[...] J’avais passé moins de cinq minutes sur le toit du monde.
[...] En mars 1996, le magazine Outside m’envoya au Népal pour participer à une ascension de l’Everest et en faire le récit.
En 1852, Sikhdar , un arpenteur indien au service de la couronne britannique mesure pour la première fois la hauteur du nouveau toit du monde.
[...] L’explorateur américain Robert Peary avait annoncé qu’il avait atteint le pôle Nord en 1909. Roald Amundsen avait mené une expédition norvégienne au pôle Sud en 1911. L’Everest, le « troisième pôle », devenait l’objectif le plus convoité des explorateurs terrestres.
Les premiers au sommet furent en 1953, Edmund Hillary et le sherpa Tensing Norgay :
[...] Cent un ans s’écoulèrent après la découverte de Sikhdar avant que le sommet soit finalement atteint. Quinze expéditions s’étaient succédé et vingt-quatre hommes avaient perdu la vie.
En 1996, les expéditions "commerciales" sont devenues monnaie courante (mauvais jeu de mots) et l'on peut se faire amener à l'altitude de croisière des avions pour environ 65.000 dollars (et deux mois de congés).
Au printemps 1996 il y avait quatorze cordées et plus de 300 tentes au camp de base à 5.300 mètres.
Jon Krakauer accompagne l'une de ces cordées.
On connait désormais l'issue de la tragédie que l'on a pu voir au cinéma en 2015 dans le film de l'islandais Baltasar Kormakur : 8 morts ce jour-là perdus en plein blizzard et tempête de neige à 8000 mètres. La saison fut l'une des plus meurtrières (sans compter les amputations de doigts ou de nez).
Jusqu'où peut aller la folie des hommes ?
Krakauer nous en donne un assez bon aperçu, même s'il se perd un peu parfois (mais jamais trop longtemps) dans les justifications et explications pas très utiles rétrospectivement : qu'est-ce qui a foiré ? qui a merdé ? etc ...
Il souffre un peu du complexe du survivant, on le comprend.
[...] Au printemps 1996, l’Everest tua en tout douze hommes et femmes. Ce fut la pire saison depuis que des alpinistes vont sur cette montagne, c’est-à-dire depuis soixante-quinze ans.[...] Une tragédie de cette importance était prévisible étant donné le nombre d’alpinistes si peu qualifiés qui se rendent en foule sur l’Everest de nos jours.[...] Entre 1921 et mai 1996, 144 personnes sont mortes pour 630 ascensions réussies, soit une sur quatre.

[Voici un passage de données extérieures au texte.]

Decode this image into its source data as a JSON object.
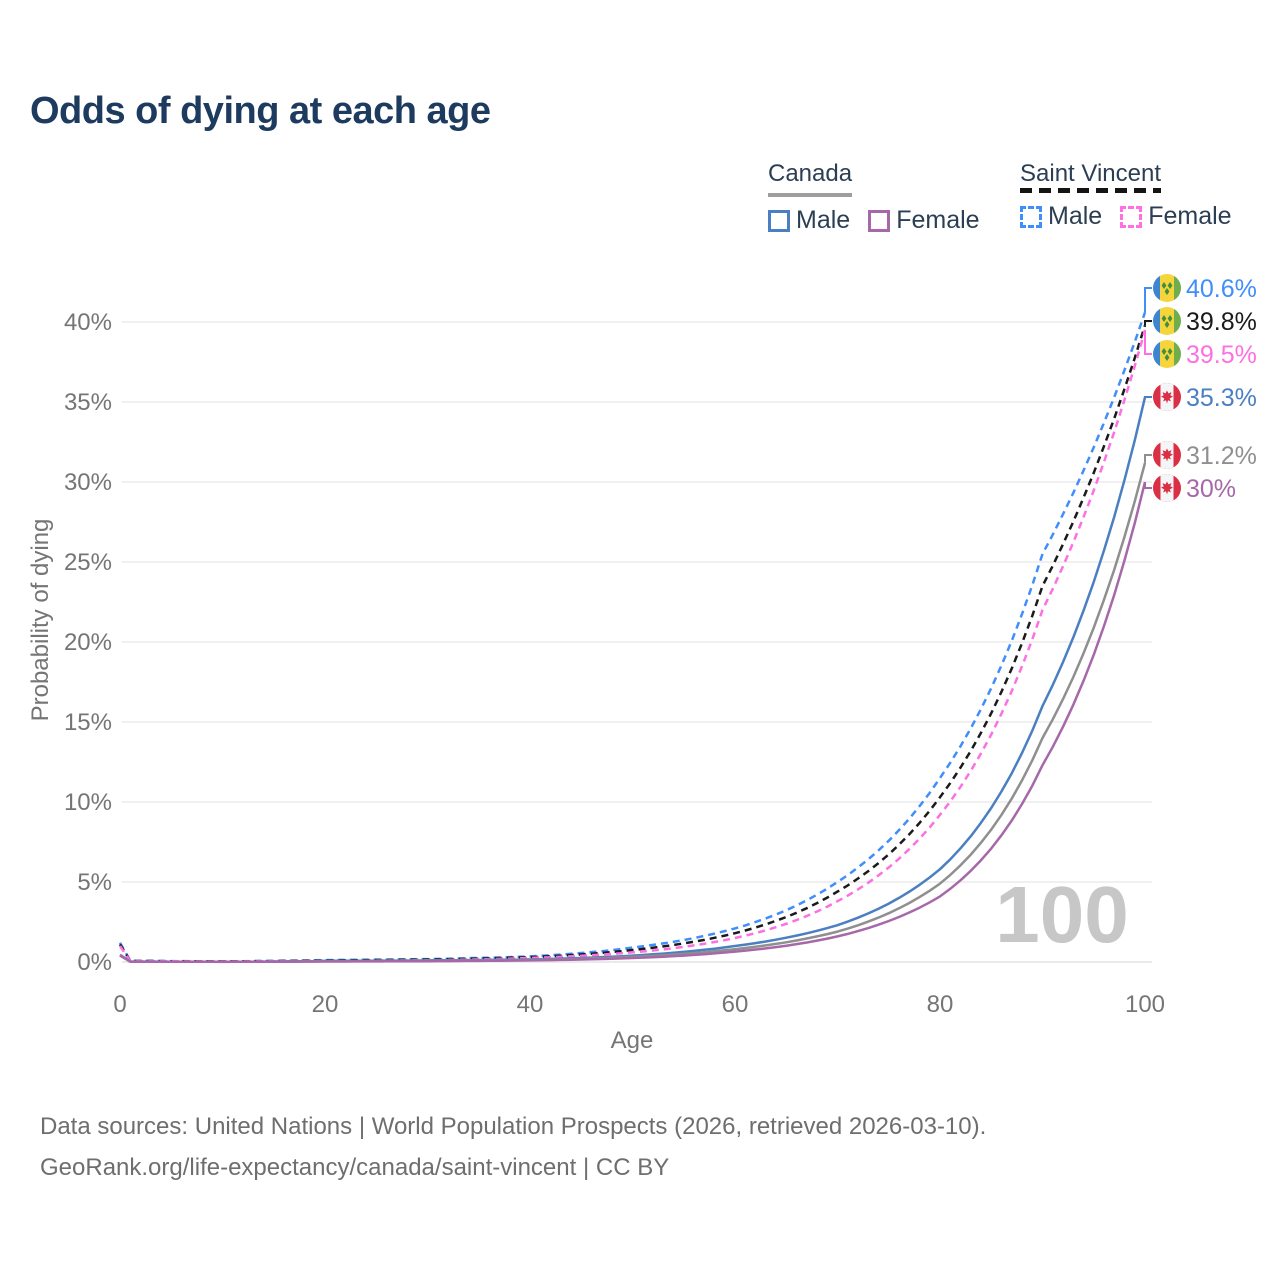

Et puis là-haut on est bien loin de la solidarité entre sportifs, que ce soit entre les cordées concurrentes ou même au sein d'une même équipe : des pieds à la tête, le corps va si mal que c'est plutôt chacun pour soi.
Et que dire de la satisfaction de ceux qui arrivent au sommet ?
Le froid, la soif, l'épuisement, les engelures, la faim, la fatigue, le sommeil, le manque d'oxygène, ... les zombies prennent une photo rapide et hagards, entament la redescente au plus vite.
Trop tard pour certains qui n'arriveront pas au camp.
[...] Dans ces conditions, je sentais que j’avais froid, que j’étais fatigué, et rien d’autre.[...] J’avais passé moins de cinq minutes sur le toit du monde.
❤️ Paradoxalement, le récit est à la fois une triste peinture de cette folie meurtrière et un formidable roman d'aventures hors du commun.
Pour celles et ceux qui aiment la montagne, même en colère.